Long before independence, Nehru had articulated adult suffrage, fundamental rights and a secular state as the bedrock of the democracy he would go on to build in a free India, defying conventional wisdom that democracy  would not succeed in conditions of mass poverty and illiteracy. Nehru’s inspiring leadership nourished India’s democracy in its crucial formative years and helped it to take deep root. He nurtured democracy as a mother nurtures her child.  He rejected ideologies of coercion that gave primacy to economic development over human rights. Democracy was for him  a value to be cherished in itself.  He recognised that it was the only way to build sound foundations for a modern economy that would be inclusive and participatory.

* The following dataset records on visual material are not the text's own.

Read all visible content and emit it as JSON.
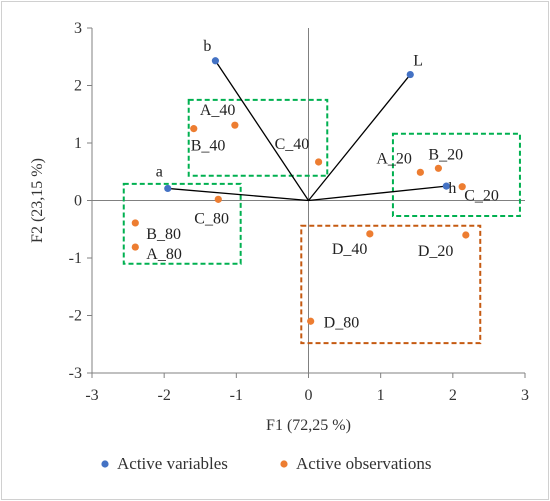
{
  "chart_data": {
    "type": "scatter",
    "title": "",
    "xlabel": "F1 (72,25 %)",
    "ylabel": "F2 (23,15 %)",
    "xlim": [
      -3,
      3
    ],
    "ylim": [
      -3,
      3
    ],
    "xticks": [
      -3,
      -2,
      -1,
      0,
      1,
      2,
      3
    ],
    "yticks": [
      -3,
      -2,
      -1,
      0,
      1,
      2,
      3
    ],
    "grid": false,
    "legend_position": "bottom",
    "series": [
      {
        "name": "Active variables",
        "color": "#4472C4",
        "points": [
          {
            "label": "b",
            "x": -1.29,
            "y": 2.43
          },
          {
            "label": "L",
            "x": 1.41,
            "y": 2.19
          },
          {
            "label": "a",
            "x": -1.95,
            "y": 0.21
          },
          {
            "label": "h",
            "x": 1.91,
            "y": 0.25
          }
        ]
      },
      {
        "name": "Active observations",
        "color": "#ED7D31",
        "points": [
          {
            "label": "A_40",
            "x": -1.02,
            "y": 1.31
          },
          {
            "label": "B_40",
            "x": -1.59,
            "y": 1.25
          },
          {
            "label": "C_40",
            "x": 0.14,
            "y": 0.67
          },
          {
            "label": "A_20",
            "x": 1.55,
            "y": 0.49
          },
          {
            "label": "B_20",
            "x": 1.8,
            "y": 0.56
          },
          {
            "label": "C_20",
            "x": 2.13,
            "y": 0.24
          },
          {
            "label": "C_80",
            "x": -1.25,
            "y": 0.02
          },
          {
            "label": "B_80",
            "x": -2.4,
            "y": -0.39
          },
          {
            "label": "A_80",
            "x": -2.4,
            "y": -0.81
          },
          {
            "label": "D_40",
            "x": 0.85,
            "y": -0.58
          },
          {
            "label": "D_20",
            "x": 2.18,
            "y": -0.6
          },
          {
            "label": "D_80",
            "x": 0.03,
            "y": -2.1
          }
        ]
      }
    ],
    "groups": [
      {
        "members": [
          "A_40",
          "B_40",
          "C_40"
        ],
        "x": [
          -1.66,
          0.26
        ],
        "y": [
          0.43,
          1.75
        ],
        "color": "#00B050"
      },
      {
        "members": [
          "A_20",
          "B_20",
          "C_20"
        ],
        "x": [
          1.17,
          2.93
        ],
        "y": [
          -0.27,
          1.16
        ],
        "color": "#00B050"
      },
      {
        "members": [
          "A_80",
          "B_80",
          "C_80"
        ],
        "x": [
          -2.56,
          -0.94
        ],
        "y": [
          -1.1,
          0.29
        ],
        "color": "#00B050"
      },
      {
        "members": [
          "D_40",
          "D_20",
          "D_80"
        ],
        "x": [
          -0.1,
          2.38
        ],
        "y": [
          -2.48,
          -0.44
        ],
        "color": "#C55A11"
      }
    ]
  }
}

Throughout his 17 years as Prime Minister, Nehru devoted himself to embedding democracy into India’s consciousness.  He exhorted parliamentarians to live up to their responsibilities, tirelessly educated the masses to value their franchise and to use their judgement before voting.  He insisted on fair play in the electoral process.  The flavour of the man and his thinking were vividly expressed in his address to the people on the eve of our  first general election in 1951.  He said,  “… in a democracy, we have to know how to win and how to lose with grace.  Those who win should not allow this to go to their heads; those who lose should not feel dejected.  The manner of winning or losing is even more important than the result.  It is better to lose in the right way than to win in the wrong way”.

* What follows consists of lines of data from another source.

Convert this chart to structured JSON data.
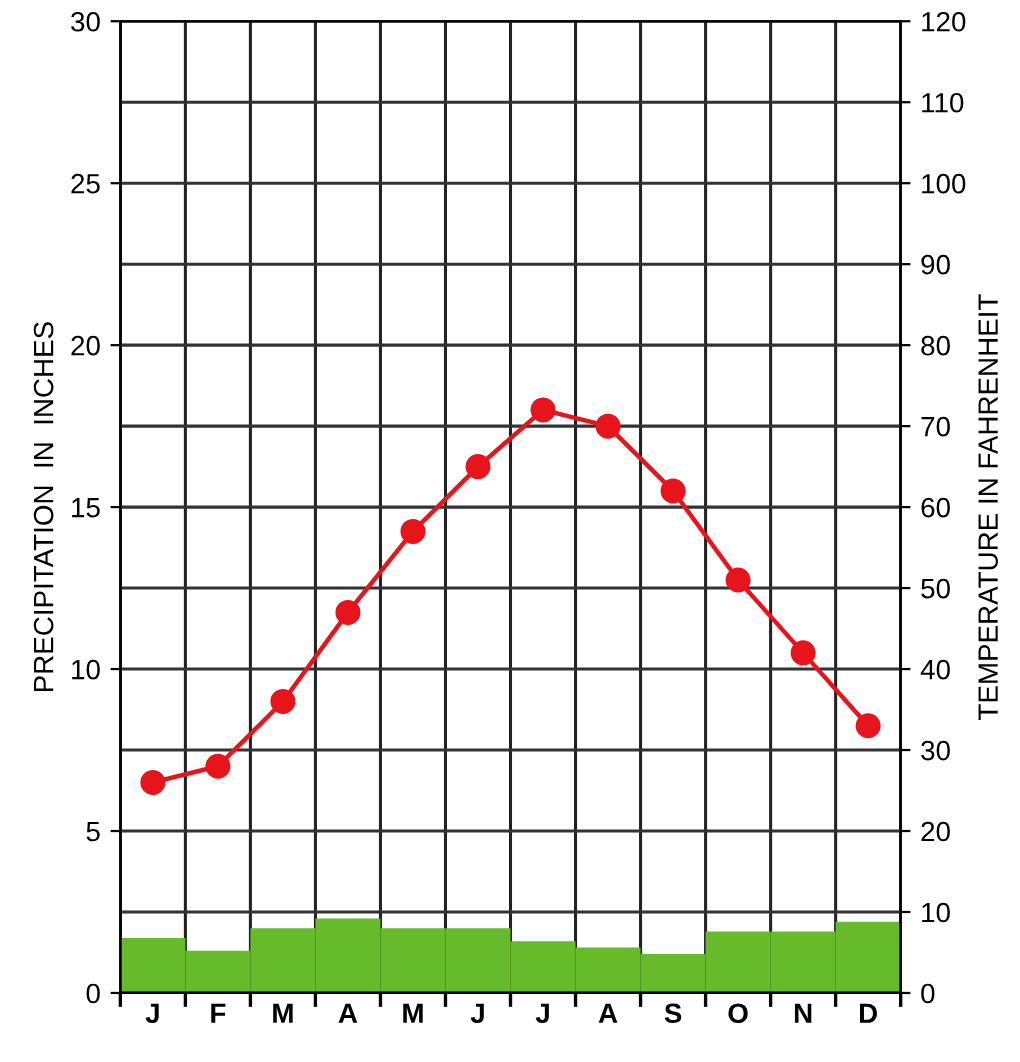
{
  "chart_data": {
    "type": "bar",
    "ylabel": "PRECIPITATION  IN  INCHES",
    "y2label": "TEMPERATURE IN FAHRENHEIT",
    "categories": [
      "J",
      "F",
      "M",
      "A",
      "M",
      "J",
      "J",
      "A",
      "S",
      "O",
      "N",
      "D"
    ],
    "series": [
      {
        "color": "#66bb2a",
        "values": [
          1.7,
          1.3,
          2.0,
          2.3,
          2.0,
          2.0,
          1.6,
          1.4,
          1.2,
          1.9,
          1.9,
          2.2
        ]
      },
      {
        "type": "line",
        "axis": "y2",
        "color": "#e8141c",
        "marker": "circle",
        "line_style": "solid",
        "values": [
          26,
          28,
          36,
          47,
          57,
          65,
          72,
          70,
          62,
          51,
          42,
          33
        ]
      }
    ],
    "ylim": [
      0,
      30
    ],
    "yticks": [
      0,
      5,
      10,
      15,
      20,
      25,
      30
    ],
    "y2lim": [
      0,
      120
    ],
    "y2ticks": [
      0,
      10,
      20,
      30,
      40,
      50,
      60,
      70,
      80,
      90,
      100,
      110,
      120
    ],
    "grid": true,
    "legend": false
  }
}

India’s democracy has evolved over the last 50 years, sometimes in ways that would have surprised Nehru. Nevertheless, in a multiethnic, multi-religious, multi-linguistic, multiregional society, Nehru’s belief that only parliamentary democracy and a secular state could hold the country together,  has been proved right. Nehru was prescient about the consequences of allowing religion into politics.  The truth of his conviction can be seen in the conflicts raging in various parts of the world in the name of religion.

Secularism – a state neutral in matters of religion, respecting all faiths equally – was an article of faith with Nehru.  He once warned, I quote “ If any person raises his hand to strike down another on the ground of religion, I shall fight him to the last breath of my life as head of the government and from outside” unquote. There could be no Indianness, no India, without secularism. Secularism was, and remains,  more than an ideal, it is a compelling necessity for a country as diverse as India.

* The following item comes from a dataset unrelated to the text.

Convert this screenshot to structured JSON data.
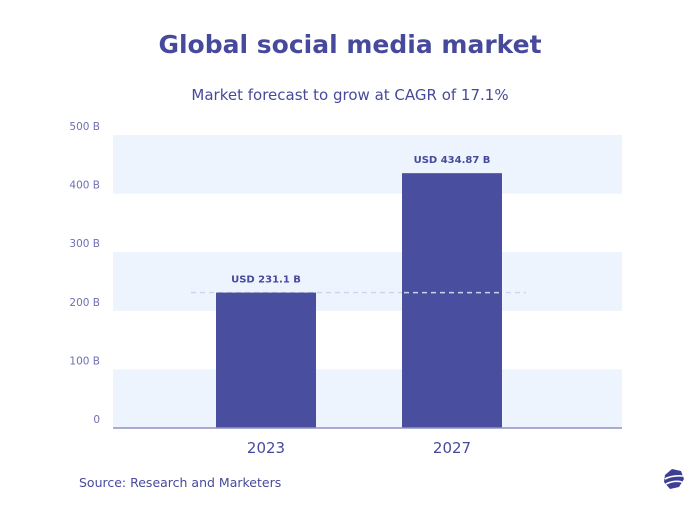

Recognising that Independent India needed the rapid creation of infrastructure and industry, he built a strong public sector to lead the country’s economic emergence. The major projects launched in the 1950s were the center-piece of his thinking.  He saw them as potent symbols of change and modernisation.  While inaugurating India's largest hydel project, he said: I quote “For me, the temples, the gurdwaras, the churches, the mosques of today are these places where human beings labour for the benefit of other human beings, of humanity as a whole.” Unquote.

Nehru’s achievements are not all in the past. They continue to bear fruit. He moulded a new intellectual outlook, a new social sensibility, a new sense of Indianness, a new belief in India’s possibilities.  He put the country on the path of modernisation, industrialisation, social reform, and planned economic development with a strong emphasis on science and technology.

Distinguished guests,

This is, then, an appropriate moment in time to revisit the life, thought and contribution of one of the greatest Indians that has ever lived. Not only is it a commemoration of his 125th Birth anniversary, it is an opportunity to reassert the relevance, durability and indispensability of his legacy. In a country more diverse, more complex, more heterogeneous than any other on earth, Nehru was a great unifying force in the critical years after independence.   It is upto our generation to ensure that the solid national foundations he helped build are strengthened. I hope that this Conference will contribute significantly to that objective.

I look forward to your deliberations.